'Councils face losing powers for not using brownfield sites' In their role as local planning authorities, will be penalised if they do not meet yearly targets on fast-tracking brownfield sites for dev: Inside Housing.CO.UK News
29 January 2015 | By Daniel Douglas
The government plans to take away councils’ planning powers if they fail to use enough local development orders to boost the building of homes on brownfield land.
Councils, in their role as local planning authorities, will be penalised if they do not meet yearly targets on fast-tracking brownfield sites for development
A government consultation, launched yesterday, proposes using ‘local development orders’ – a way of speeding up planning permission on sites – to catalyse house building on brownfield sites. The government wants 9 out of 10 suitable brownfield sites to have a local development order in place by 2020.
Councils that do not meet this target will be found to be ‘under-performing’, meaning developers can submit applications directly to the Planning Inspectorate, going over the head of the council.
An alternative proposal is that councils not meeting the target will be ‘unable to claim the existence of an up to date five year supply of land for housing’, meaning that, under the National Planning Policy Framework, the ‘presumption in favour of sustainable development’ kicks in, again allowing developers to push through development more easily.
The government says that there is enough suitable brownfield land available to build 200,000 homes. The Department for Communities and Local Government in August launched a £5m fund for councils to use to put local development orders in place for brownfield sites. The DCLG was unable to confirm how much of this fund has been allocated.

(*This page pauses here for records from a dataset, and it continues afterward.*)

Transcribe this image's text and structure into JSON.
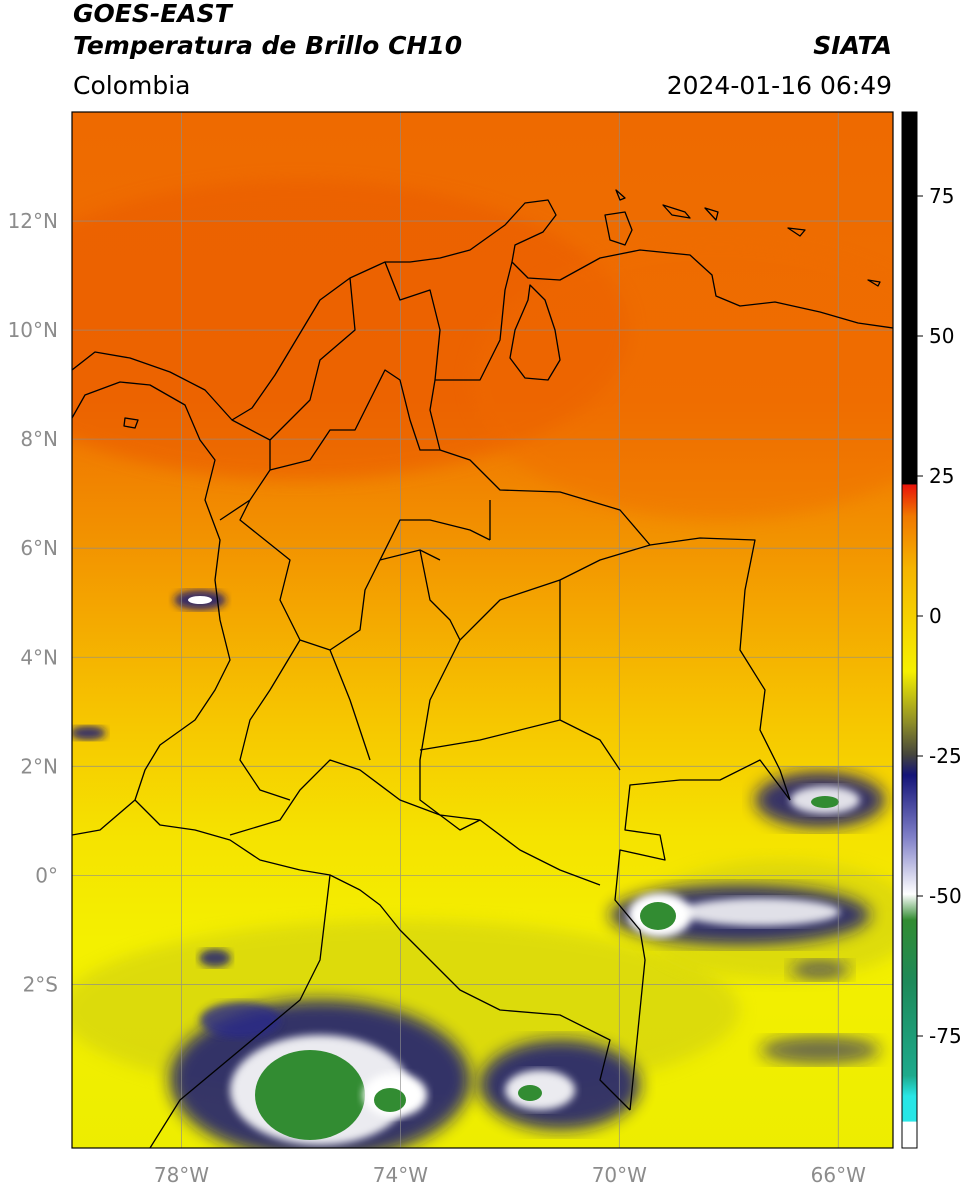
{
  "header": {
    "satellite": "GOES-EAST",
    "product": "Temperatura de Brillo CH10",
    "region": "Colombia",
    "organization": "SIATA",
    "datetime": "2024-01-16 06:49"
  },
  "map": {
    "lon_range": [
      -80,
      -65
    ],
    "lat_range": [
      -5,
      14
    ],
    "grid": true,
    "lat_ticks": [
      {
        "value": 12,
        "label": "12°N"
      },
      {
        "value": 10,
        "label": "10°N"
      },
      {
        "value": 8,
        "label": "8°N"
      },
      {
        "value": 6,
        "label": "6°N"
      },
      {
        "value": 4,
        "label": "4°N"
      },
      {
        "value": 2,
        "label": "2°N"
      },
      {
        "value": 0,
        "label": "0°"
      },
      {
        "value": -2,
        "label": "2°S"
      }
    ],
    "lon_ticks": [
      {
        "value": -78,
        "label": "78°W"
      },
      {
        "value": -74,
        "label": "74°W"
      },
      {
        "value": -70,
        "label": "70°W"
      },
      {
        "value": -66,
        "label": "66°W"
      }
    ]
  },
  "colorbar": {
    "range": [
      -95,
      90
    ],
    "ticks": [
      {
        "value": 75,
        "label": "75"
      },
      {
        "value": 50,
        "label": "50"
      },
      {
        "value": 25,
        "label": "25"
      },
      {
        "value": 0,
        "label": "0"
      },
      {
        "value": -25,
        "label": "-25"
      },
      {
        "value": -50,
        "label": "-50"
      },
      {
        "value": -75,
        "label": "-75"
      }
    ],
    "colors": {
      "warm_top": "#000000",
      "red": "#e8140a",
      "orange": "#f07800",
      "yellow": "#f5f000",
      "olive": "#8c8c28",
      "navy": "#141478",
      "white": "#ffffff",
      "green": "#328c32",
      "teal": "#1eaa8c",
      "cyan": "#28e6e6"
    }
  }
}
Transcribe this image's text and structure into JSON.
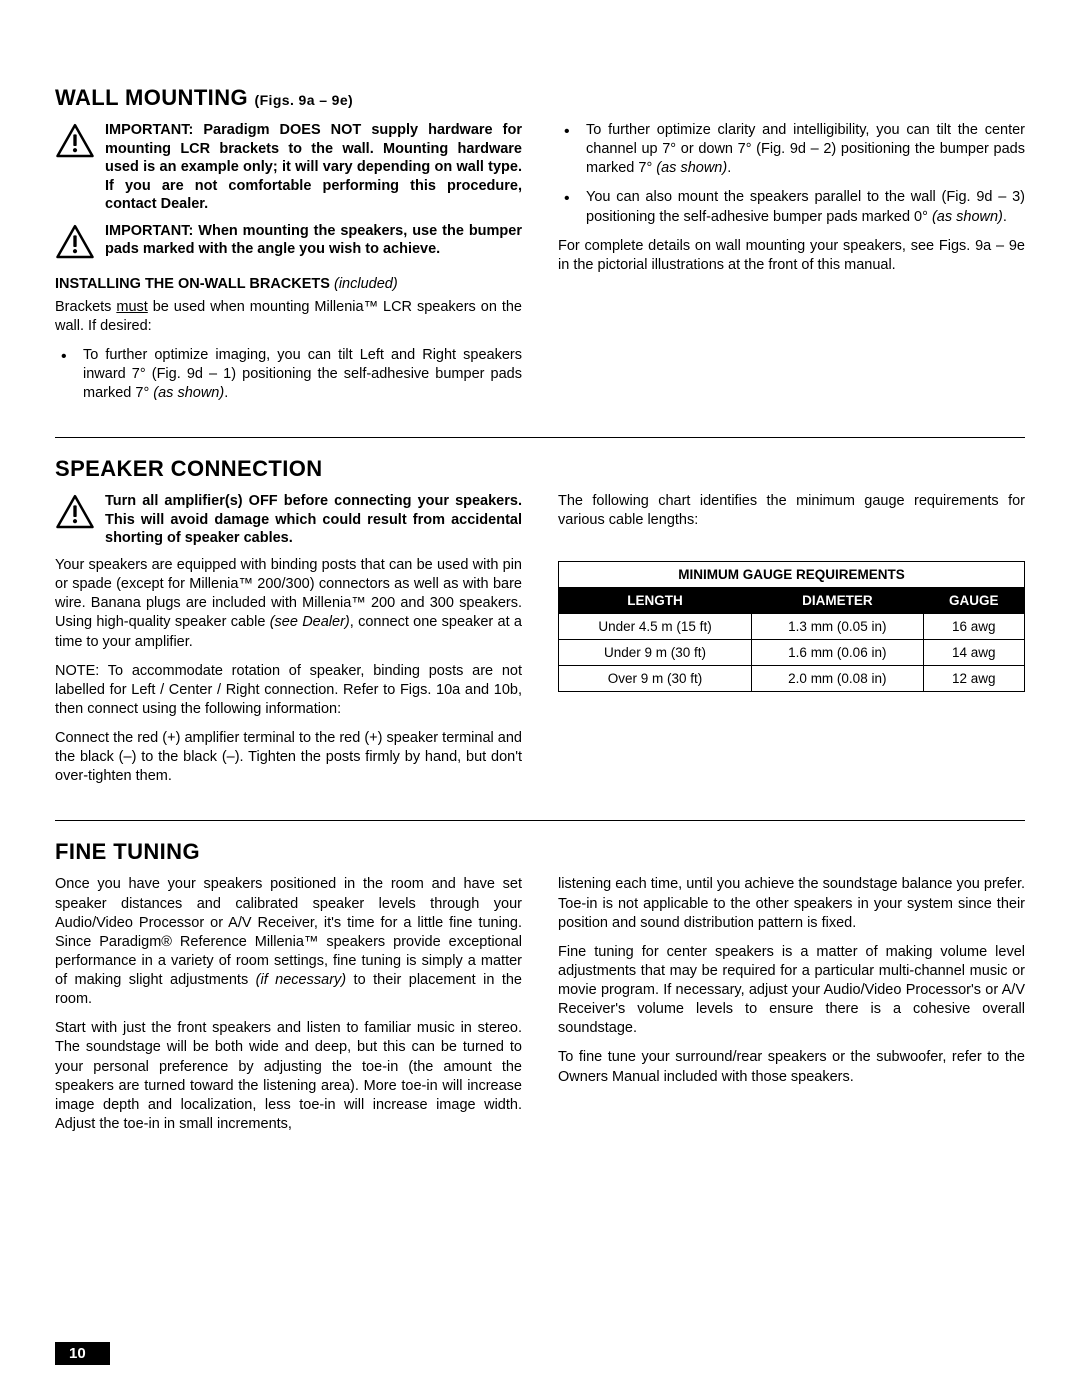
{
  "wall_mounting": {
    "title": "WALL MOUNTING",
    "subtitle": "(Figs. 9a – 9e)",
    "warn1_html": "IMPORTANT: Paradigm DOES NOT supply hardware for mounting LCR brackets to the wall. Mounting hardware used is an example only; it will vary depending on wall type. If you are not comfortable performing this procedure, contact Dealer.",
    "warn2_html": "IMPORTANT: When mounting the speakers, use the bumper pads marked with the angle you wish to achieve.",
    "sub_heading_html": "INSTALLING THE ON-WALL BRACKETS <em>(included)</em>",
    "brackets_intro_html": "Brackets <span class=\"u\">must</span> be used when mounting Millenia™ LCR speakers on the wall. If desired:",
    "left_bullets_html": [
      "To further optimize imaging, you can tilt Left and Right speakers inward 7° (Fig. 9d – 1) positioning the self-adhesive bumper pads marked 7° <em>(as shown)</em>."
    ],
    "right_bullets_html": [
      "To further optimize clarity and intelligibility, you can tilt the center channel up 7° or down 7° (Fig. 9d – 2) positioning the bumper pads marked 7° <em>(as shown)</em>.",
      "You can also mount the speakers parallel to the wall (Fig. 9d – 3) positioning the self-adhesive bumper pads marked 0° <em>(as shown)</em>."
    ],
    "right_after_html": "For complete details on wall mounting your speakers, see Figs. 9a – 9e in the pictorial illustrations at the front of this manual."
  },
  "speaker_connection": {
    "title": "SPEAKER CONNECTION",
    "warn_html": "Turn all amplifier(s) OFF before connecting your speakers. This will avoid damage which could result from accidental shorting of speaker cables.",
    "left_paras_html": [
      "Your speakers are equipped with binding posts that can be used with pin or spade (except for Millenia™ 200/300) connectors as well as with bare wire. Banana plugs are included with Millenia™ 200 and 300 speakers. Using high-quality speaker cable <em>(see Dealer)</em>, connect one speaker at a time to your amplifier.",
      "NOTE: To accommodate rotation of speaker, binding posts are not labelled for Left / Center / Right connection. Refer to Figs. 10a and 10b, then connect using the following information:",
      "Connect the red (+) amplifier terminal to the red (+) speaker terminal and the black (–) to the black (–). Tighten the posts firmly by hand, but don't over-tighten them."
    ],
    "right_intro_html": "The following chart identifies the minimum gauge requirements for various cable lengths:",
    "table": {
      "title": "MINIMUM GAUGE REQUIREMENTS",
      "columns": [
        "LENGTH",
        "DIAMETER",
        "GAUGE"
      ],
      "rows": [
        [
          "Under 4.5 m (15 ft)",
          "1.3 mm (0.05 in)",
          "16 awg"
        ],
        [
          "Under 9 m (30 ft)",
          "1.6 mm (0.06 in)",
          "14 awg"
        ],
        [
          "Over 9 m (30 ft)",
          "2.0 mm (0.08 in)",
          "12 awg"
        ]
      ]
    }
  },
  "fine_tuning": {
    "title": "FINE TUNING",
    "left_paras_html": [
      "Once you have your speakers positioned in the room and have set speaker distances and calibrated speaker levels through your Audio/Video Processor or A/V Receiver, it's time for a little fine tuning. Since Paradigm® Reference Millenia™ speakers provide exceptional performance in a variety of room settings, fine tuning is simply a matter of making slight adjustments <em>(if necessary)</em> to their placement in the room.",
      "Start with just the front speakers and listen to familiar music in stereo. The soundstage will be both wide and deep, but this can be turned to your personal preference by adjusting the toe-in (the amount the speakers are turned toward the listening area). More toe-in will increase image depth and localization, less toe-in will increase image width. Adjust the toe-in in small increments,"
    ],
    "right_paras_html": [
      "listening each time, until you achieve the soundstage balance you prefer. Toe-in is not applicable to the other speakers in your system since their position and sound distribution pattern is fixed.",
      "Fine tuning for center speakers is a matter of making volume level adjustments that may be required for a particular multi-channel music or movie program. If necessary, adjust your Audio/Video Processor's or A/V Receiver's volume levels to ensure there is a cohesive overall soundstage.",
      "To fine tune your surround/rear speakers or the subwoofer, refer to the Owners Manual included with those speakers."
    ]
  },
  "page_number": "10",
  "colors": {
    "text": "#000000",
    "background": "#ffffff",
    "table_header_bg": "#000000",
    "table_header_fg": "#ffffff"
  }
}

Some experts warn that this places another burden on overwhelmed planning departments and may take resources away from more important strategic planning.
Sarah Davis, policy adviser at the Chartered Institute of Housing, said: ‘A concern we have is that the drive for this use of brownfield sites, while welcome, may take focus and resources off the bigger picture.
‘It may be a potential problem if it means local planning authorities losing sight of the bigger issues of suitability of sites regarding all of the questions around infrastructure, urban planning, capacity of local resources and so on.’
Melanie Leech, chief executive of the British Property Federation, said: ‘We are slightly concerned that, as local authorities are so lacking in resources right now, it is going to be difficult for them to implement this policy.’
The consultation runs until 11 March.